Mengapa Proses Pemanasan Kaca Seperti Bermain Lotre
Pernahkah Anda merasa bahwa kualitas kaca yang dihasilkan sepenuhnya bergantung pada faktor kebetulan? Anda pasti pernah mengalaminya. Ada beberapa lembar kaca yang berkualitas sangat baik, sementara yang lainnya penuh dengan ketegangan internal. Hal ini sangat menjengkelkan. Kebanyakan insinyur langsung mencoba mengatur pengontrol PID, mengira bahwa ovenlah yang menyebabkan masalah tersebut.
Tapi sebenarnya, ovennya biasanya tidak bermasalah. Masalah utamanya justru terletak pada lampa IR tersebut. Jika ada perbedaan suhu yang dihasilkan oleh lampu-lampu tersebut sebesar 5–10%, maka profil termalnya akan terganggu, bahkan sebelum kaca tersebut menyentuh jalur pemrosesan.
Masalah yang Ditimbulkan oleh Lampu yang “Hampir” Sama
Kita sering berbicara tentang konsistensi, karena, percaya atau tidak, lampu IR tidaklah sama satu sama lain. Perubahan kecil dalam cara pembentukan filamen atau perbedaan kemurnian kuarsa saja sudah cukup untuk mengubah segalanya. Dalam proses produksi massal, hal-hal kecil ini akan menciptakan area-area yang panas dan dingin.

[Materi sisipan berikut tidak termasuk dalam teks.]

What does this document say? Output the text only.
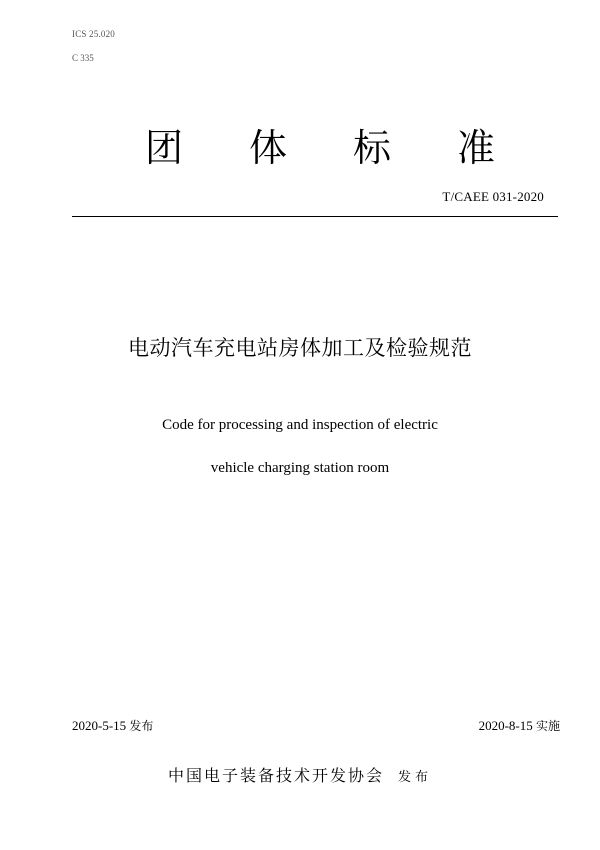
ICS 25.020
C 335
团 体 标 准
T/CAEE 031-2020
电动汽车充电站房体加工及检验规范
Code for processing and inspection of electric
vehicle charging station room
2020-5-15 发布	2020-8-15 实施
中国电子装备技术开发协会 发布
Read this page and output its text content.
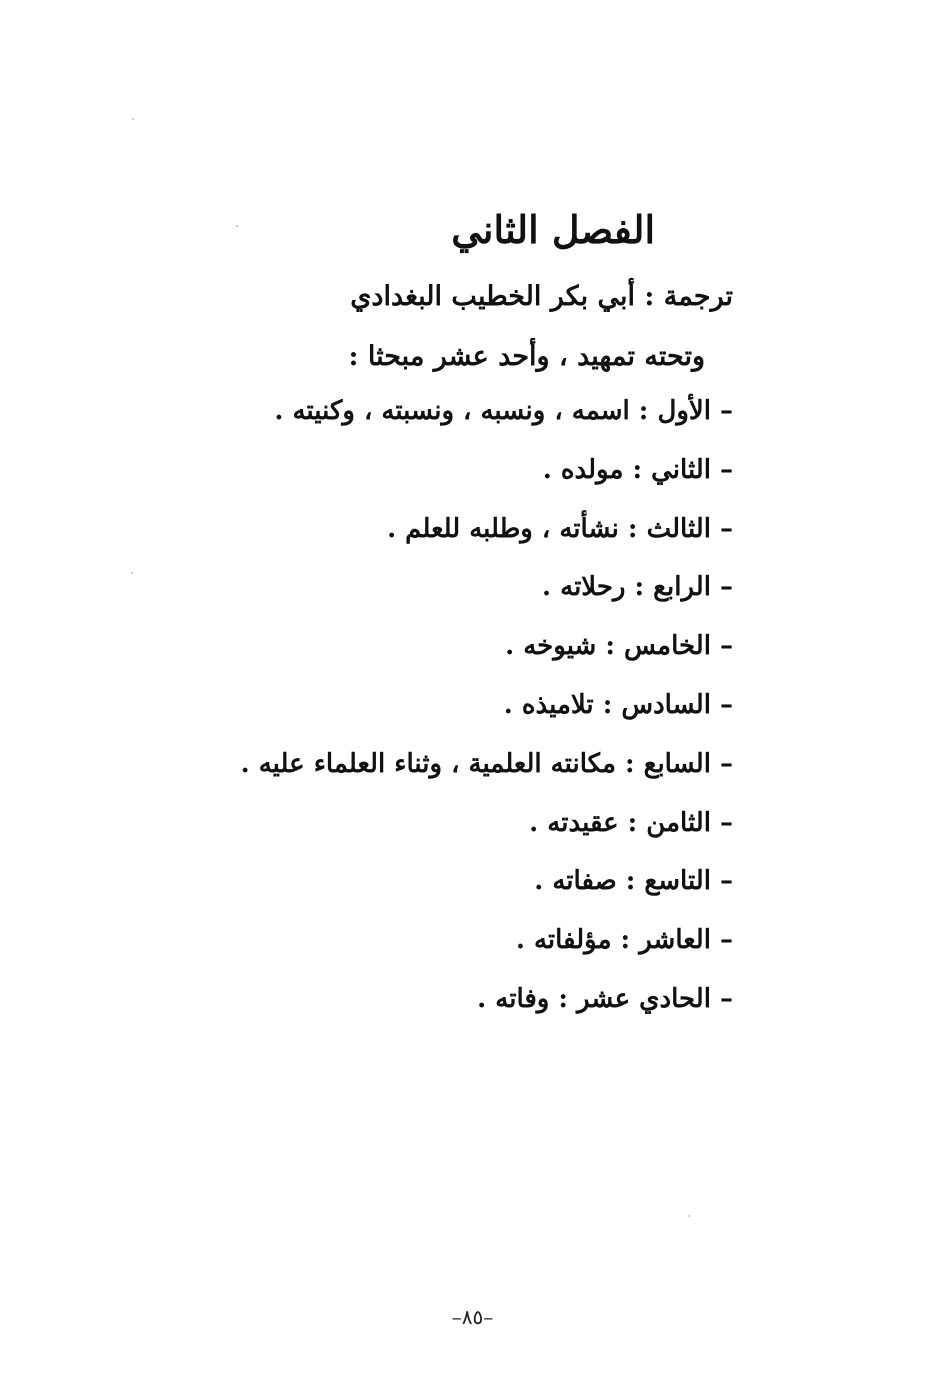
الفصل الثاني
ترجمة : أبي بكر الخطيب البغدادي
وتحته تمهيد ، وأحد عشر مبحثا :
– الأول : اسمه ، ونسبه ، ونسبته ، وكنيته .
– الثاني : مولده .
– الثالث : نشأته ، وطلبه للعلم .
– الرابع : رحلاته .
– الخامس : شيوخه .
– السادس : تلاميذه .
– السابع : مكانته العلمية ، وثناء العلماء عليه .
– الثامن : عقيدته .
– التاسع : صفاته .
– العاشر : مؤلفاته .
– الحادي عشر : وفاته .
–٨٥–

Ketika digunakan lampu berdaya tinggi, beberapa lampu yang “lemah” akan memaksa lampu-lampu lainnya bekerja lebih keras agar bisa mencapai suhu yang diinginkan. Inilah penyebab mengapa proses pemanasan kaca menjadi tidak merata. Anda benar-benar membutuhkan lampu yang memiliki toleransi yang ketat—sekitar ±2% dari daya yang ditentukan. Dengan begitu, setiap inci kaca akan mendapatkan energi yang sama. Tidak ada celah, tidak ada kejutan.
Daya vs. Kerusakan Lampu
Lampu berdaya tinggi memang bagus untuk proses produksi yang membutuhkan waktu singkat. Namun, daya tinggi tersebut juga memiliki risiko tersendiri. Ketika lebih banyak daya dimasukkan ke dalam ruang yang sempit, hal ini akan memberikan tekanan besar pada reflektor dan kabel-kabelnya.
Yang lebih rumit lagi adalah, jika Anda mencoba memperbaiki area yang dingin dengan meningkatkan daya, Anda mungkin akan merusak ujung lampu tersebut. Jika sistem ventilasi tidak mampu mengeluarkan panas yang dihasilkan oleh lampu tersebut dengan cepat, Anda hanya akan mengganti satu masalah dengan masalah lainnya.
Mengakhiri Proses yang Penuh Tebakan
Ketika lampu-lampu tersebut memiliki konsistensi yang baik, maka tekanan yang ada akan hilang. Anda tidak perlu lagi memainkan pengaturan waktu untuk setiap batch produksi. Karena suhunya merata di seluruh area, kaca akan mencapai titik pemanasan yang tepat pada waktu yang sama. Dengan demikian, proses produksi menjadi lebih efisien. Indeks refraksi kaca tetap stabil, kualitasnya tetap tinggi, dan Anda tidak perlu khawatir lagi tentang apa yang akan terjadi di akhir proses produksi.